Since then, PATROL Analytics has more than delivered the goods, as far as Stinson is concerned. “It gives me one screen to look at what’s going on, as far as current alarms, current utilization, [and] what have you. On Monday morning, I’ll look at one of our thousands of ops jobs, and I can see what the trend is,” he explains. “Maybe some ops jobs aren’t running, maybe we didn’t get the reports—either way, I can look at one chart that at 2:00 on Tuesday morning, see that this happens every Tuesday morning, and I don’t get an alarm for it.”
In a few cases, Stinson says, PATROL Analytics helped his organization troubleshoot long-standing performance issues. “Over time, we find out what’s acceptable, and we expect it.
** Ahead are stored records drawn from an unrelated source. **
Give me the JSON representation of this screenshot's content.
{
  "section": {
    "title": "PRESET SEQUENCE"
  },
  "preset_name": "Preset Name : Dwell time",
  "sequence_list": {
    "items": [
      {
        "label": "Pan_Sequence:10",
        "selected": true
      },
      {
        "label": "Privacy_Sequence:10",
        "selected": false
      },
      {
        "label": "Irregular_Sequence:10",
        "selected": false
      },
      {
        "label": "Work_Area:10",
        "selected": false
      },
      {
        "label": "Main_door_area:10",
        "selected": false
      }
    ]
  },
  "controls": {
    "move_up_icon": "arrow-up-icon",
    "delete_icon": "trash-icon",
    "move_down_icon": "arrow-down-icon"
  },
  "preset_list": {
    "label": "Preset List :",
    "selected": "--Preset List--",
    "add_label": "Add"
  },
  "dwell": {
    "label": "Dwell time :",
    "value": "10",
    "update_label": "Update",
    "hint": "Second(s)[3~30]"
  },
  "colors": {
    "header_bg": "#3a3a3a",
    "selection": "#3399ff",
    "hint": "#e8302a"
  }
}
Then we can start moving jobs around within the system to adapt to that,” he says. “We’re monitoring 20 jobs that are important to us, and they all seem to have problems around the same time. We found out that there is an Oracle archive job that happens at the same time, so guess what? We moved it to off-peak hours, and the problem was solved.”
BMC claims that most customers will realize an ROI on PATROL Analytics within the first three months. While Stinson stresses that OHH hasn’t commissioned an ROI study per se, he believes PATROL Analytics more or less paid for itself within about two months. “I think this would be the case for just about anybody. It depends on how long [PATROL Analytics] takes to learn [about your environment], and figure out what is trusted or not,” he confirms. “As for ROI, My time is the biggest cost savings, because I’m not that cheap. But you can’t put a cost on patient care. I’m now able to dedicate my time more toward pro-active improvement of things for the doctors and patients here than fire-fighting.”
For PATROL customers, Stinson argues, BMC’s new Analytics offering is a no-brainer: “There’s really no other product like it, and—because of what you get back from it—it should be very affordable for their IT budget.”
PATROL Analytics is a new offering, however, and there’s at least a couple of things Stinson would like to see changed—although, he stresses, these are mostly minor, cosmetic issues.
“I believe there were a few minor improvements that they could’ve made to it, graphical things, mostly just font issues,” he suggests.
Stephen Swoyer is a Nashville, TN-based freelance journalist who writes about technology.